Part 4 of 4: Loving your body

Step 1. Be realistic
Realize that you are your worst critic and pay attention to the fat on your inner thigh more than anyone else. Ask yourself, "do my thighs need as much exercise as I think or am I seeing more fat than reality?" Assess if you are not being too critical of your body.
- You can ask a trusted family member or a close friend to make an honest assessment of your inner thigh fat. This person can help you identify if you really need to lose weight and tone your thigh, or if you are being too critical of your own body.
- For a true medical assessment of your body's condition, make an appointment.
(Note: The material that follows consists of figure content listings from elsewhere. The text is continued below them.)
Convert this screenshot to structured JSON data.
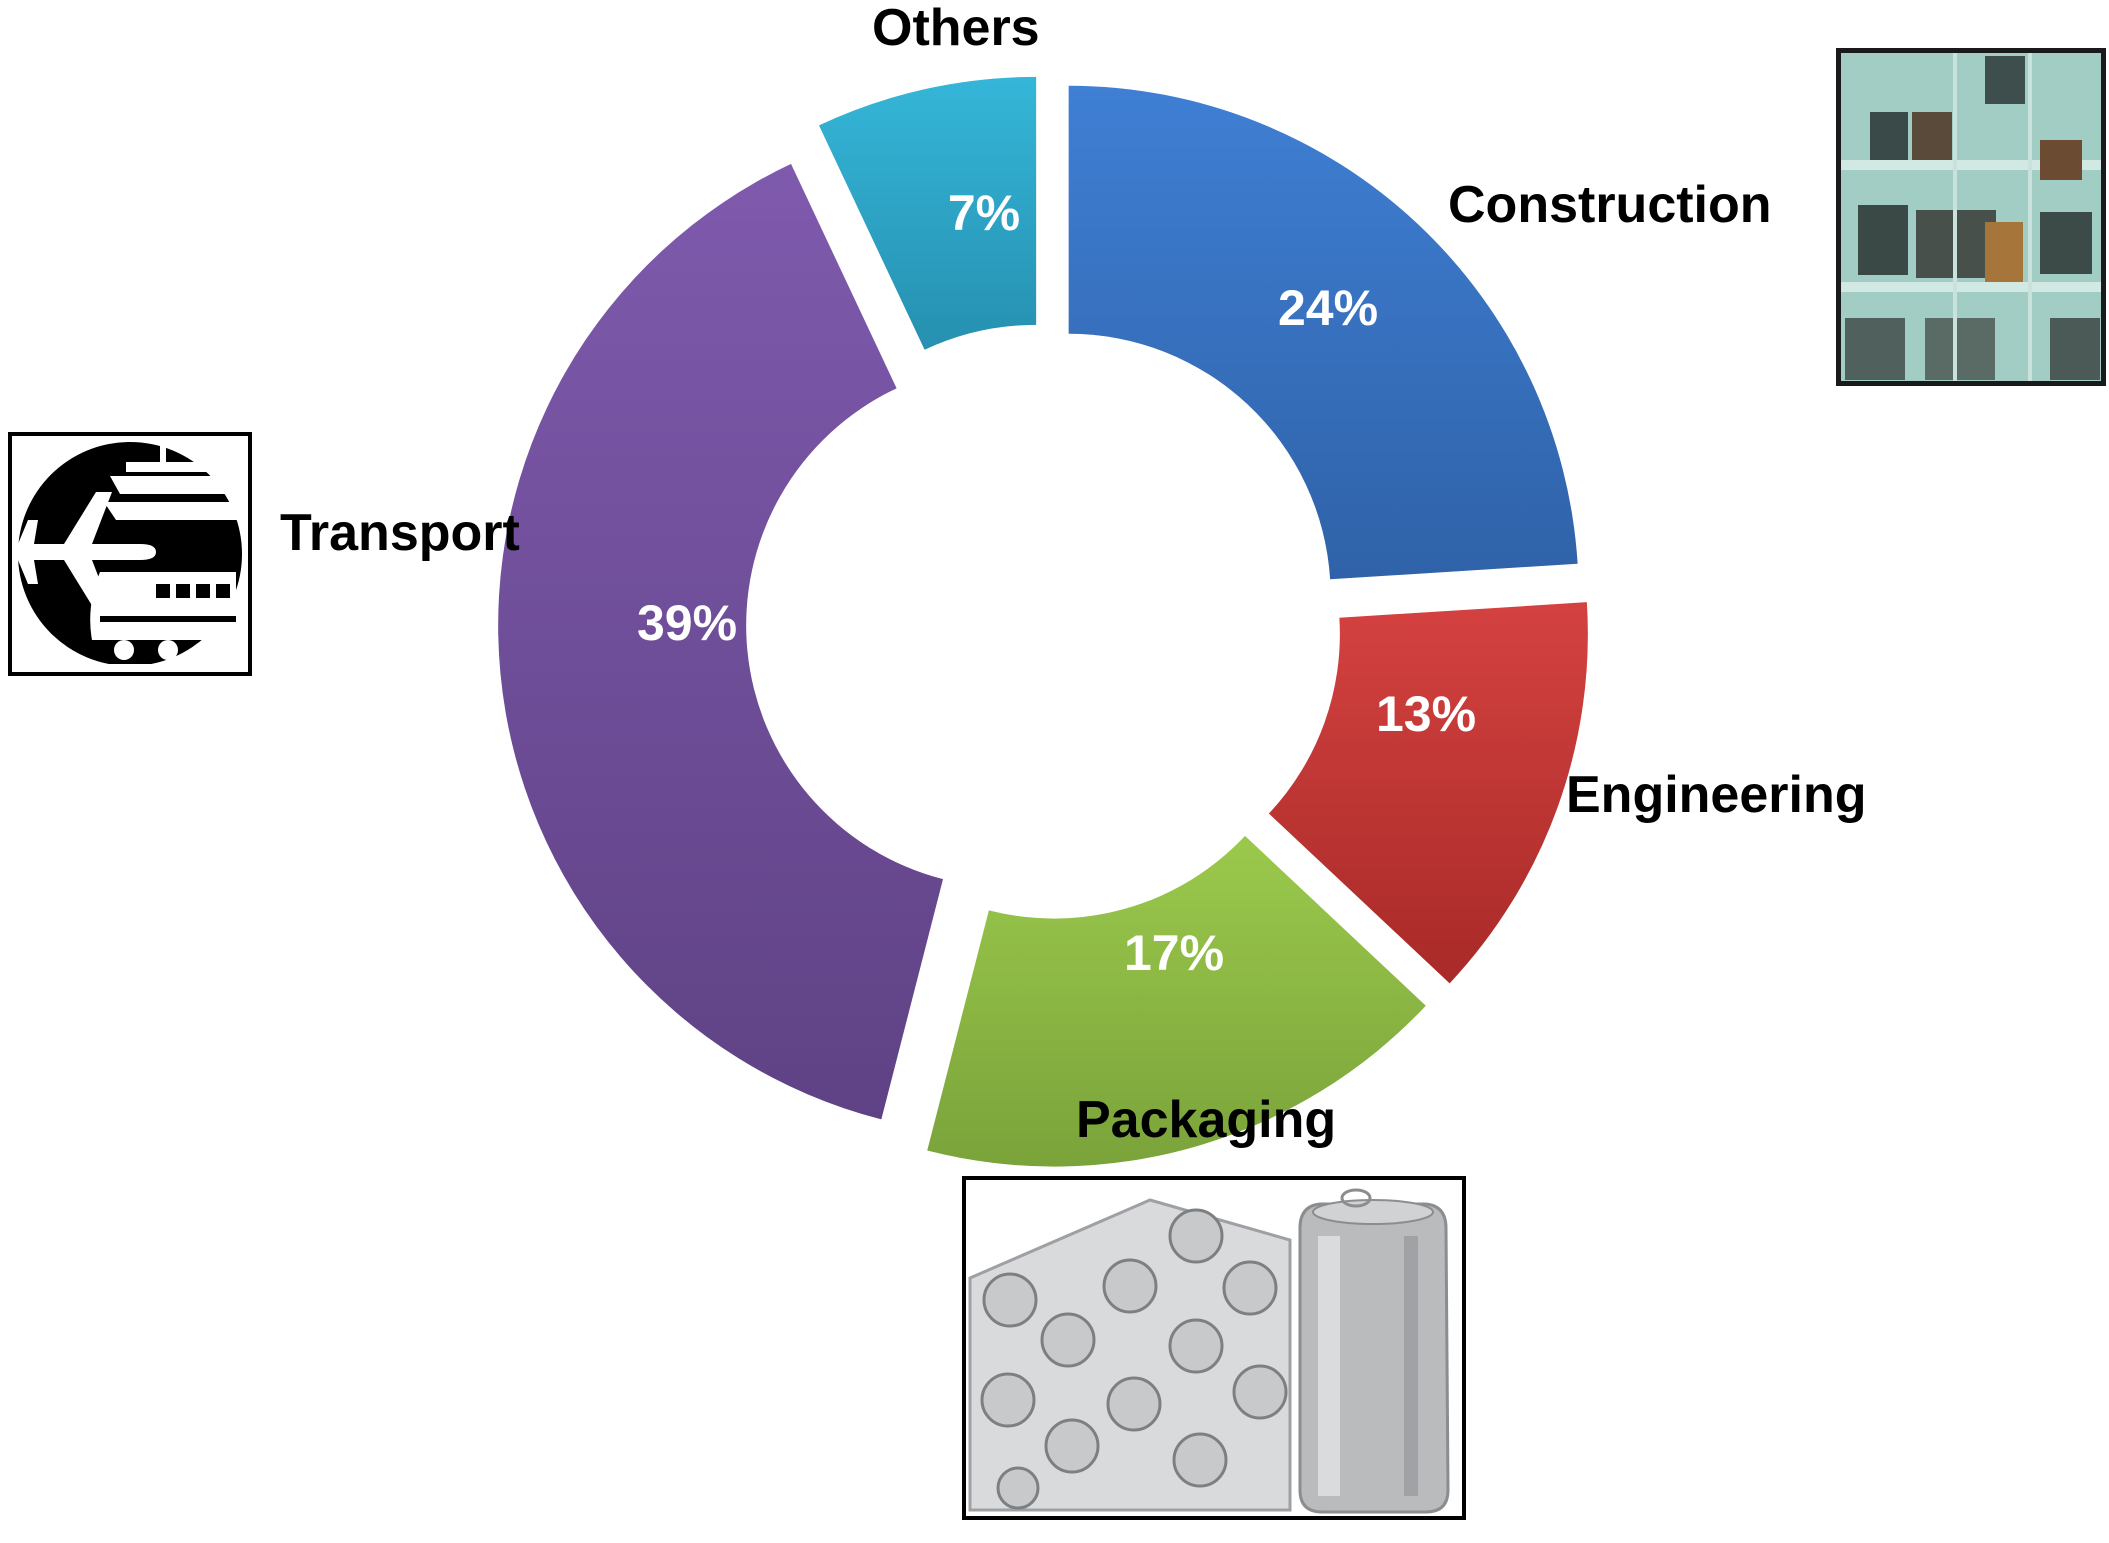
{
  "chart_data": {
    "type": "pie",
    "variant": "donut, exploded slices",
    "title": "",
    "legend": "none (slices labelled directly)",
    "categories": [
      "Construction",
      "Engineering",
      "Packaging",
      "Transport",
      "Others"
    ],
    "values": [
      24,
      13,
      17,
      39,
      7
    ],
    "unit": "%",
    "data_labels": [
      "24%",
      "13%",
      "17%",
      "39%",
      "7%"
    ],
    "colors": [
      "#3a74c4",
      "#c53634",
      "#8ab543",
      "#6f4e98",
      "#2ea6c8"
    ],
    "slices": [
      {
        "category": "Construction",
        "value": 24,
        "label": "24%",
        "color": "#3a74c4",
        "icon": "building-facade-photo"
      },
      {
        "category": "Engineering",
        "value": 13,
        "label": "13%",
        "color": "#c53634",
        "icon": null
      },
      {
        "category": "Packaging",
        "value": 17,
        "label": "17%",
        "color": "#8ab543",
        "icon": "blister-pack-and-can-photo"
      },
      {
        "category": "Transport",
        "value": 39,
        "label": "39%",
        "color": "#6f4e98",
        "icon": "ship-plane-train-icon"
      },
      {
        "category": "Others",
        "value": 7,
        "label": "7%",
        "color": "#2ea6c8",
        "icon": null
      }
    ]
  }
}
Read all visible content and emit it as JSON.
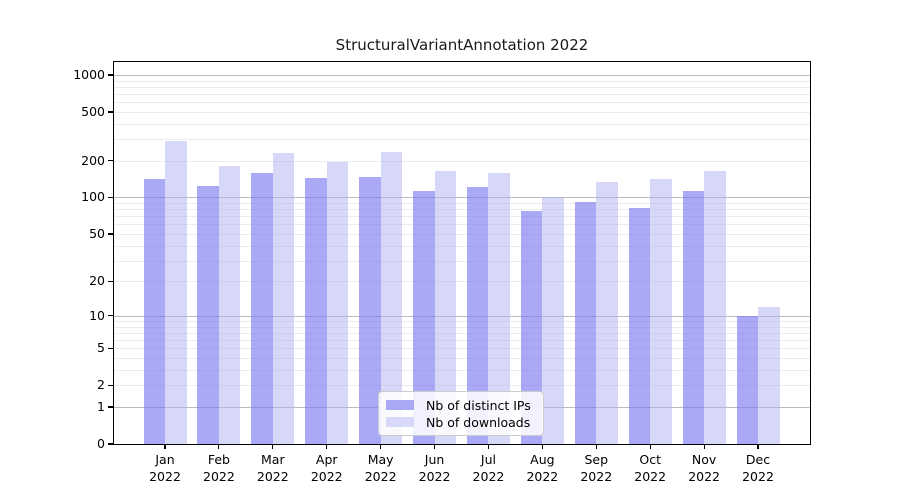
{
  "title": "StructuralVariantAnnotation 2022",
  "chart_data": {
    "type": "bar",
    "title": "StructuralVariantAnnotation 2022",
    "categories": [
      "Jan",
      "Feb",
      "Mar",
      "Apr",
      "May",
      "Jun",
      "Jul",
      "Aug",
      "Sep",
      "Oct",
      "Nov",
      "Dec"
    ],
    "year_label": "2022",
    "series": [
      {
        "name": "Nb of distinct IPs",
        "color": "rgba(120,120,240,0.64)",
        "solid_color": "#a8a8f5",
        "values": [
          142,
          125,
          158,
          145,
          148,
          112,
          122,
          78,
          92,
          82,
          112,
          10
        ]
      },
      {
        "name": "Nb of downloads",
        "color": "rgba(176,176,242,0.5)",
        "solid_color": "#d8d8f8",
        "values": [
          290,
          180,
          230,
          197,
          236,
          165,
          160,
          100,
          135,
          142,
          166,
          12
        ]
      }
    ],
    "yscale": "log1p",
    "yticks": [
      0,
      1,
      2,
      5,
      10,
      20,
      50,
      100,
      200,
      500,
      1000
    ],
    "ylim": [
      0,
      1300
    ],
    "major_gridlines": [
      1,
      10,
      100,
      1000
    ],
    "minor_gridlines": [
      2,
      3,
      4,
      5,
      6,
      7,
      8,
      9,
      20,
      30,
      40,
      50,
      60,
      70,
      80,
      90,
      200,
      300,
      400,
      500,
      600,
      700,
      800,
      900
    ],
    "grid": true,
    "legend_position": "bottom-center",
    "xlabel": "",
    "ylabel": ""
  }
}
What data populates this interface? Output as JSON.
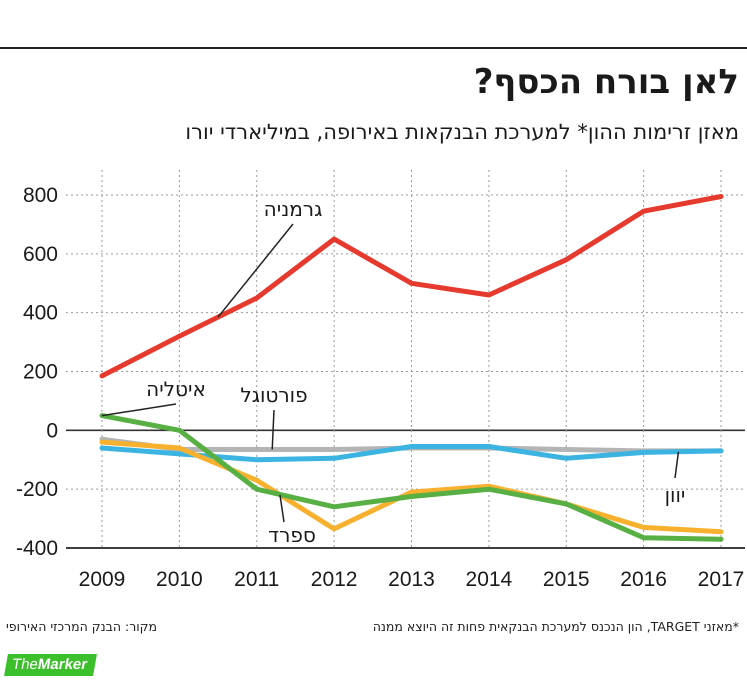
{
  "header": {
    "title": "לאן בורח הכסף?",
    "subtitle": "מאזן זרימות ההון* למערכת הבנקאות באירופה, במיליארדי יורו"
  },
  "footer": {
    "footnote": "*מאזני TARGET, הון הנכנס למערכת הבנקאית פחות זה היוצא ממנה",
    "source": "מקור: הבנק המרכזי האירופי",
    "logo_the": "The",
    "logo_marker": "Marker"
  },
  "chart_data": {
    "type": "line",
    "x": [
      "2009",
      "2010",
      "2011",
      "2012",
      "2013",
      "2014",
      "2015",
      "2016",
      "2017"
    ],
    "ylim": [
      -400,
      800
    ],
    "yticks": [
      "800",
      "600",
      "400",
      "200",
      "0",
      "-200",
      "-400"
    ],
    "grid": true,
    "series": [
      {
        "name": "גרמניה",
        "color": "#e63a2e",
        "values": [
          185,
          320,
          450,
          650,
          500,
          460,
          580,
          745,
          795
        ]
      },
      {
        "name": "איטליה",
        "color": "#58b044",
        "values": [
          50,
          0,
          -200,
          -260,
          -225,
          -200,
          -250,
          -365,
          -370
        ]
      },
      {
        "name": "פורטוגל",
        "color": "#b4b4b4",
        "values": [
          -30,
          -65,
          -65,
          -65,
          -60,
          -60,
          -65,
          -70,
          -70
        ]
      },
      {
        "name": "ספרד",
        "color": "#f7b12e",
        "values": [
          -40,
          -60,
          -170,
          -335,
          -210,
          -190,
          -250,
          -330,
          -345
        ]
      },
      {
        "name": "יוון",
        "color": "#3cb4e2",
        "values": [
          -60,
          -80,
          -100,
          -95,
          -55,
          -55,
          -95,
          -75,
          -70
        ]
      }
    ]
  }
}
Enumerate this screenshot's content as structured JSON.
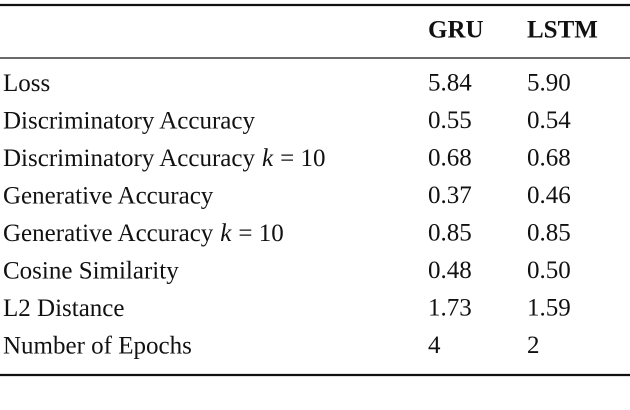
{
  "table": {
    "header": [
      "GRU",
      "LSTM"
    ],
    "rows": [
      {
        "label": "Loss",
        "cells": [
          "5.84",
          "5.90"
        ]
      },
      {
        "label": "Discriminatory Accuracy",
        "cells": [
          "0.55",
          "0.54"
        ]
      },
      {
        "label": "Discriminatory Accuracy",
        "var": "k",
        "suffix": "= 10",
        "cells": [
          "0.68",
          "0.68"
        ]
      },
      {
        "label": "Generative Accuracy",
        "cells": [
          "0.37",
          "0.46"
        ]
      },
      {
        "label": "Generative Accuracy",
        "var": "k",
        "suffix": "= 10",
        "cells": [
          "0.85",
          "0.85"
        ]
      },
      {
        "label": "Cosine Similarity",
        "cells": [
          "0.48",
          "0.50"
        ]
      },
      {
        "label": "L2 Distance",
        "cells": [
          "1.73",
          "1.59"
        ]
      },
      {
        "label": "Number of Epochs",
        "cells": [
          "4",
          "2"
        ]
      }
    ]
  }
}
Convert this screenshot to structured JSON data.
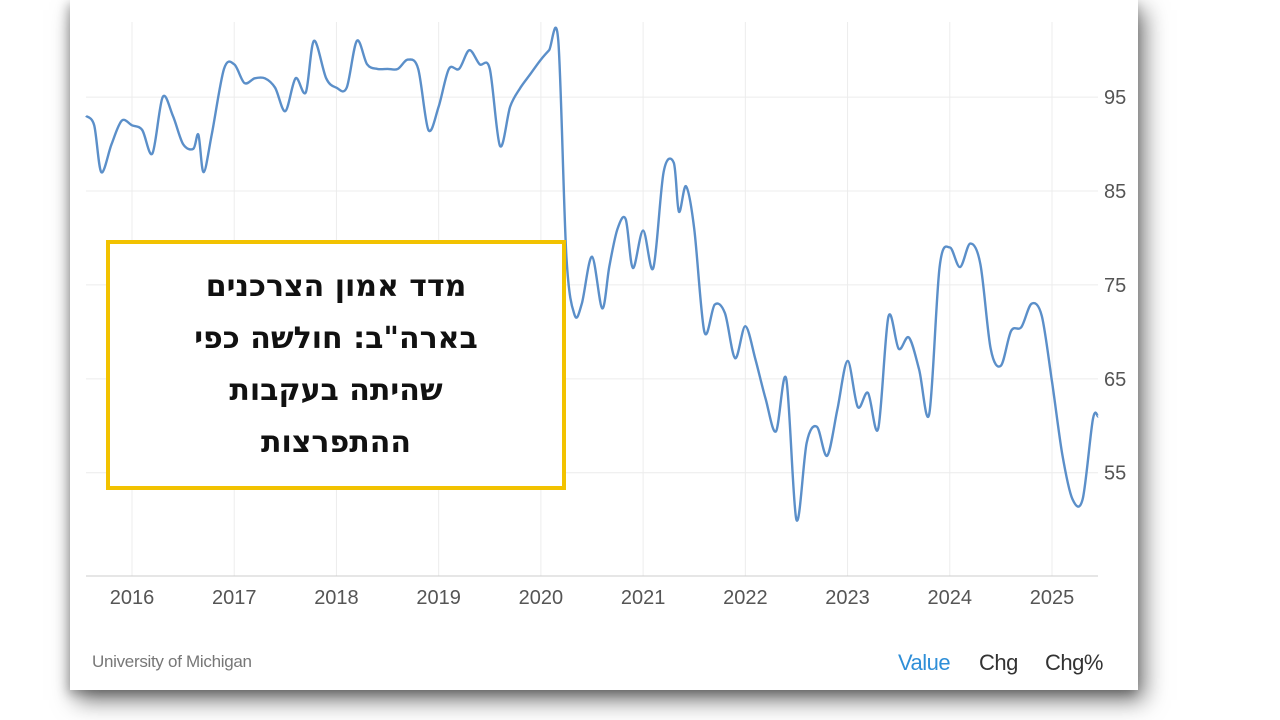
{
  "chart_data": {
    "type": "line",
    "title": "",
    "xlabel": "",
    "ylabel": "",
    "x_ticks": [
      "2016",
      "2017",
      "2018",
      "2019",
      "2020",
      "2021",
      "2022",
      "2023",
      "2024",
      "2025"
    ],
    "y_ticks": [
      55,
      65,
      75,
      85,
      95
    ],
    "ylim": [
      44,
      103
    ],
    "xlim": [
      2015.55,
      2025.45
    ],
    "grid": true,
    "y_axis_side": "right",
    "series": [
      {
        "color": "#5b8fc9",
        "x": [
          2015.55,
          2015.63,
          2015.7,
          2015.8,
          2015.9,
          2016.0,
          2016.1,
          2016.2,
          2016.3,
          2016.4,
          2016.5,
          2016.6,
          2016.65,
          2016.7,
          2016.78,
          2016.9,
          2017.0,
          2017.1,
          2017.2,
          2017.3,
          2017.4,
          2017.5,
          2017.6,
          2017.7,
          2017.78,
          2017.9,
          2018.0,
          2018.1,
          2018.2,
          2018.3,
          2018.4,
          2018.5,
          2018.6,
          2018.7,
          2018.8,
          2018.9,
          2019.0,
          2019.1,
          2019.2,
          2019.3,
          2019.4,
          2019.5,
          2019.6,
          2019.7,
          2019.8,
          2019.9,
          2020.0,
          2020.08,
          2020.17,
          2020.25,
          2020.33,
          2020.4,
          2020.5,
          2020.6,
          2020.67,
          2020.75,
          2020.83,
          2020.9,
          2021.0,
          2021.1,
          2021.2,
          2021.3,
          2021.35,
          2021.42,
          2021.5,
          2021.6,
          2021.7,
          2021.8,
          2021.9,
          2022.0,
          2022.1,
          2022.2,
          2022.3,
          2022.4,
          2022.5,
          2022.6,
          2022.7,
          2022.8,
          2022.9,
          2023.0,
          2023.1,
          2023.2,
          2023.3,
          2023.4,
          2023.5,
          2023.6,
          2023.7,
          2023.8,
          2023.9,
          2024.0,
          2024.1,
          2024.2,
          2024.3,
          2024.4,
          2024.5,
          2024.6,
          2024.7,
          2024.8,
          2024.9,
          2025.0,
          2025.1,
          2025.2,
          2025.3,
          2025.4,
          2025.45
        ],
        "y": [
          93,
          92,
          87,
          90,
          92.5,
          92,
          91.5,
          89,
          95,
          93,
          90,
          89.5,
          91,
          87,
          91,
          98,
          98.5,
          96.5,
          97,
          97,
          96,
          93.5,
          97,
          95.5,
          101,
          97,
          96,
          96,
          101,
          98.5,
          98,
          98,
          98,
          99,
          98,
          91.5,
          94,
          98,
          98,
          100,
          98.5,
          98,
          89.8,
          94,
          96,
          97.5,
          99,
          100,
          101,
          78,
          71.8,
          73,
          78,
          72.5,
          77,
          81,
          82,
          76.8,
          80.8,
          76.8,
          87,
          88,
          82.8,
          85.5,
          81,
          70,
          72.9,
          72,
          67.2,
          70.6,
          67,
          62.8,
          59.4,
          65,
          50,
          58.2,
          59.9,
          56.8,
          61.7,
          66.9,
          62,
          63.5,
          59.7,
          71.6,
          68.2,
          69.4,
          66,
          61.3,
          76.9,
          79,
          76.9,
          79.4,
          77.2,
          68.2,
          66.4,
          70.1,
          70.5,
          73,
          71.7,
          64.7,
          57,
          52.2,
          52.2,
          60.7,
          61
        ]
      }
    ]
  },
  "callout": {
    "text": "מדד אמון הצרכנים בארה\"ב: חולשה כפי שהיתה בעקבות ההתפרצות",
    "border_color": "#f2c200"
  },
  "footer": {
    "source": "University of Michigan",
    "tabs": [
      {
        "label": "Value",
        "active": true
      },
      {
        "label": "Chg",
        "active": false
      },
      {
        "label": "Chg%",
        "active": false
      }
    ]
  }
}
Your doctor can give you accurate information about the areas where fat is accumulated, can calculate your Body Mass Index (BMI) and understand exactly how your health is.

Step 2. Look on the bright side
Your thighs may be bigger than you'd like, but there are other parts of your body you should be proud of. Don't waste so much time paying attention to "problem areas". Instead, take the time to recognize the features that make you feel beautiful and highlight those parts whenever possible.
Make a list of three attractive parts of your body that make you feel good. You may have strong arms, a flat stomach, straight teeth, or beautiful green eyes. Whichever part of the body you like best, be sure to emphasize this quality

Step 3. Enjoy your body
The body is an incredible machine that stays with us for a lifetime. Paying more attention to his abilities on a day-to-day basis can help. Remember that it is an instrument and not just an ornament. Appreciate the strength of your thighs, which allow you to lift your children or grandchildren, climb a flight of stairs and play hopscotch on the sidewalk.